Although the Red can produce great detail and top end, those same strengths can sometimes lead to a clinical, almost forced sound, which brings out everything in a record, good and bad - surface noise and imperfections are placed at the forefront, instead of harmlessly in the backround. Lastly, the Ortofon is an above average tracker, but as explained earlier, inner groove distortion and sibilance can be a problem.

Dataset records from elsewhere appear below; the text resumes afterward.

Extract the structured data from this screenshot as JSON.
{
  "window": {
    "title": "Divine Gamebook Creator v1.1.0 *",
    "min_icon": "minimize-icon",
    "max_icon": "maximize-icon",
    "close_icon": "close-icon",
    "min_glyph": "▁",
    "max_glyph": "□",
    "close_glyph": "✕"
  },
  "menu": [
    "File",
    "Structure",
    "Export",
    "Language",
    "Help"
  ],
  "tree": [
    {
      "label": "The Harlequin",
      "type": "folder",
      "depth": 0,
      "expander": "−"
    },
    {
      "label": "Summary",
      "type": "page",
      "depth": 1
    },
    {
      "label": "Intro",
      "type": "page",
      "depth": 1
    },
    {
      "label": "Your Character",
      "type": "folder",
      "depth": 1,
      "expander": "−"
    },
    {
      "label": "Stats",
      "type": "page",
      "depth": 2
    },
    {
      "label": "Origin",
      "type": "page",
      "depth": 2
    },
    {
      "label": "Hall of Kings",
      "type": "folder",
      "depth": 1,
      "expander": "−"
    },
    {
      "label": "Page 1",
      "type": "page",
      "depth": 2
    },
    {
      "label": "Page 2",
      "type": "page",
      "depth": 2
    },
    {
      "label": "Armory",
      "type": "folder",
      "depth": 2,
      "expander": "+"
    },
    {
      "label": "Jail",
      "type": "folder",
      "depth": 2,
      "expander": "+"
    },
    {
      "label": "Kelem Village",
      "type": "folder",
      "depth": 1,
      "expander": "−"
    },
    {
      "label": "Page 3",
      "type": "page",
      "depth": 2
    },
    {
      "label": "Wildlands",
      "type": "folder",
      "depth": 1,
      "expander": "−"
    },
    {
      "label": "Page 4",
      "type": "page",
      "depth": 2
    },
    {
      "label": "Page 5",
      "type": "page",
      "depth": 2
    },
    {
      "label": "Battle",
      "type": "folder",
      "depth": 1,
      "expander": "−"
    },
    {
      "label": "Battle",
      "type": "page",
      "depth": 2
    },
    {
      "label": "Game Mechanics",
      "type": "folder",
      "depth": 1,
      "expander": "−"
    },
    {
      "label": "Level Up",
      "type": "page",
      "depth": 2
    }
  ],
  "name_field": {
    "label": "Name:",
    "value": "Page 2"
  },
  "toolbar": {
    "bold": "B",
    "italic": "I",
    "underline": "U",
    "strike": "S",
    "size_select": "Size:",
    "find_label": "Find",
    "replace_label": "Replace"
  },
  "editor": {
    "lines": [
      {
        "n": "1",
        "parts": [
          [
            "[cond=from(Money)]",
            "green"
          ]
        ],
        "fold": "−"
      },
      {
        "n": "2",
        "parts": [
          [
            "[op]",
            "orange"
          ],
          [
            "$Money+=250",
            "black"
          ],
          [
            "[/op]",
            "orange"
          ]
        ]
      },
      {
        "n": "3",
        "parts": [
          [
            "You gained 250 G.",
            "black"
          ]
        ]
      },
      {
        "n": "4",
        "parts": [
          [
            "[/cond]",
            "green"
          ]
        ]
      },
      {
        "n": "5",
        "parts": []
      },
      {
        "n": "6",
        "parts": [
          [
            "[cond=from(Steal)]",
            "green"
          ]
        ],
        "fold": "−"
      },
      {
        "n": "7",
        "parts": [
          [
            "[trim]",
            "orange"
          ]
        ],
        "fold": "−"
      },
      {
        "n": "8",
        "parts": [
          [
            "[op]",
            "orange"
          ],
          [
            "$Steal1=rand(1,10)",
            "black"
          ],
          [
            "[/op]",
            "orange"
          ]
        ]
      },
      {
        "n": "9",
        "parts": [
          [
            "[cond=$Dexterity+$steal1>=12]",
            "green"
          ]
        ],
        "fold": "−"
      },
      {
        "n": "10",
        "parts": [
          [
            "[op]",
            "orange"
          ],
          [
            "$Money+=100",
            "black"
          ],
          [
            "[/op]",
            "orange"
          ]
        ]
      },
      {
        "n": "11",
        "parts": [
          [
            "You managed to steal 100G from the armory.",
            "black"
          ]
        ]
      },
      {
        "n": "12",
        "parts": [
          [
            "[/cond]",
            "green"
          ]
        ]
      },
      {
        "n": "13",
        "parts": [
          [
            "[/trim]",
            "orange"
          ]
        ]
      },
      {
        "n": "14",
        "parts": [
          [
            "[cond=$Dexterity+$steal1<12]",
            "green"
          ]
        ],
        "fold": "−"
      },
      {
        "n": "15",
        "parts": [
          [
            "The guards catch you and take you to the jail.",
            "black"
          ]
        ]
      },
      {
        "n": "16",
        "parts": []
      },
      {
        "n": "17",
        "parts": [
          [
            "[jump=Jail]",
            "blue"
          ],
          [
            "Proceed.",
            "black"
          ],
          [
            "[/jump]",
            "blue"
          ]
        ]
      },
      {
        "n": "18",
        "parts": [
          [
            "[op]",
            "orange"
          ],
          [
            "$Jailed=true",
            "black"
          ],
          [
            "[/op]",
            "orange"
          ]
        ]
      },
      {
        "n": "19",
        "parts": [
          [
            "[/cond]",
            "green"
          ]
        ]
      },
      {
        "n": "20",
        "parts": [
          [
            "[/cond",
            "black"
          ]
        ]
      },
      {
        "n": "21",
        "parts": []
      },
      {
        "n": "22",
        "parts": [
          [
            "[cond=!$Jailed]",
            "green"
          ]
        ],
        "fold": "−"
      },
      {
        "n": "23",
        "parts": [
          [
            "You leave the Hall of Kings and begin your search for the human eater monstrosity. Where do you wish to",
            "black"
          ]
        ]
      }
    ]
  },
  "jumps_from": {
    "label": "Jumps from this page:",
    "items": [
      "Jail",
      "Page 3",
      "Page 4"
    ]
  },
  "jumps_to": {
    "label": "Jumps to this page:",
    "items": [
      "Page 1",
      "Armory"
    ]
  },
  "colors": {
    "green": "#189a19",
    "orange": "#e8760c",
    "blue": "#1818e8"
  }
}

Being trained on the 2M Red for a few years, I was curious how the DL-110 was going to compare. After reading the signature sound between the two is night and day, I can confirm this is true. Not surprisingly, one being a moving magnet cartridge and the other a high output moving coil — moving coil known for their warmer, more analog sound — they are cut from a different cloth. It's hard to explain, but the Denon was just more musical, airy and rhythmic. The soundstage was absolutely massive, giving an almost 3D-like experience. Where the 2M Red could be harsh, the DL-110 was smooth, with extended highs. Where the Red mistracked, the Denon traced the grooves perfectly, without a hint of distortion. It did everything right and made listening to records hours on end an effortless joy.
The one obvious area Denon lacks a bit when facing the Ortofon, however, is with detail retrieval. While still very proficient, it doesn't quite give the clarity of hearing every fingerpicked string. But with this slight deficiency, comes a very quiet sound floor with surface noise lost in the music, where it belongs.
While the 2M Red gives a fantastic return on investment at its $100 price point, it isn't in the same league as the DL-110. Even though the Denon runs almost twice the cost, it's worth every penny and then some.